Rich Rosenthal developed a love for not just jazz but for the most adventurous kinds of jazz when he was barely a teenager, and the budding guitarist aspired early on to be among the ranks of Sun Ra, Sam Rivers, Bill Dixon and the Art Ensemble of Chicago. But in choosing a career that’s so underappreciated and not exactly lucrative, Rosenthal had to first overcome his parents’ discouragement and the shackles of addiction before he could push forward again, but he did.
Graduating from The New School’s jazz studies program and learning under such inspirational mentors such as Dave Moreno, Andrew Cyrille, Reggie Workman and Bruce Arnold brought him closer to his life’s goals. Soon, he found himself performing with the likes of Joe McPhee, Joe Giardullo, Chris Kelsey and Mark Dresser.
All this has culminated into his first album, Falling Up.
Rosenthal has waited a long time before leading a date, but he knew exactly how he wanted to make it. He knew he wanted Giardullo, a soprano sax master, on the record. He had to look longer for his rhythm section but got the right fits with electric bassist Craig Nixon and drummer Matt Crane.
The primary thing that jumps out about Rosenthal’s guitar playing is that it might sound familiar, but not because he sounds like other avant-garde guitarists; he modeled himself from primarily the non-guitarists of the free jazz field, like Cecil Taylor and Ornette Coleman.
And also sax great Jimmy Lyons. Like Lyons, Rosenthal turns Charlie Parker phrasings loose into the frontier of jazz;: it’s readily apparent on the barely contained out-bop of “Powder Hysteria” and even the experimental raw rock roar of the rousing album-ending “Eternal Meltdown.” On the former he’s searching with a combination of single line and fractured chords while on the latter he fires off free jazz clusters through a tube-y amp. Lyons’ influence becomes even more present on a rendition of Lyons’ “Wee Sneezawee,” a jaunty walk well outside, and the rhythm section seems to anticipate his every flittering and unpredictable move.

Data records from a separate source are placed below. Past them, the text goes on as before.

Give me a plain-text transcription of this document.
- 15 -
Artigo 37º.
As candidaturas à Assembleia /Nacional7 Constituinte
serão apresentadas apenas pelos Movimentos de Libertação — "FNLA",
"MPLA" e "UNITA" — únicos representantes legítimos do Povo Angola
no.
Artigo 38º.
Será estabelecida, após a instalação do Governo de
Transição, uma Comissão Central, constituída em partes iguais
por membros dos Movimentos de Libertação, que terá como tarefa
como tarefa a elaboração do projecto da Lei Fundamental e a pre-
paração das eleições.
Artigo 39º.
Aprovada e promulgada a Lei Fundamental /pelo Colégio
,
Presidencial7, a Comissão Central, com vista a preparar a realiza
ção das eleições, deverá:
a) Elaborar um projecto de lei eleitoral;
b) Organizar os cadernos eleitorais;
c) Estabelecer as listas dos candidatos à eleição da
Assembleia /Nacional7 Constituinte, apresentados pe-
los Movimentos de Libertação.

Giardullo shows much range, playing spare and ethereal on the diffused, ghostly numbers like “Airing Out” and “Falling Up,” while charging ahead with rage when he takes the lead reins during “Eternal Meltdown.”
There are other delights elsewhere – like the endless variations of a three-note theme that defines Steve Lacy’s “No Baby,” for instance.
The raw energy, emotion and vibrancy of free jazz is what gives Rich Rosenthal reason to live, and he pour those attributes into his album. Falling up is the kind of outside jazz album can only come from a passionate, veteran first-timer such as him.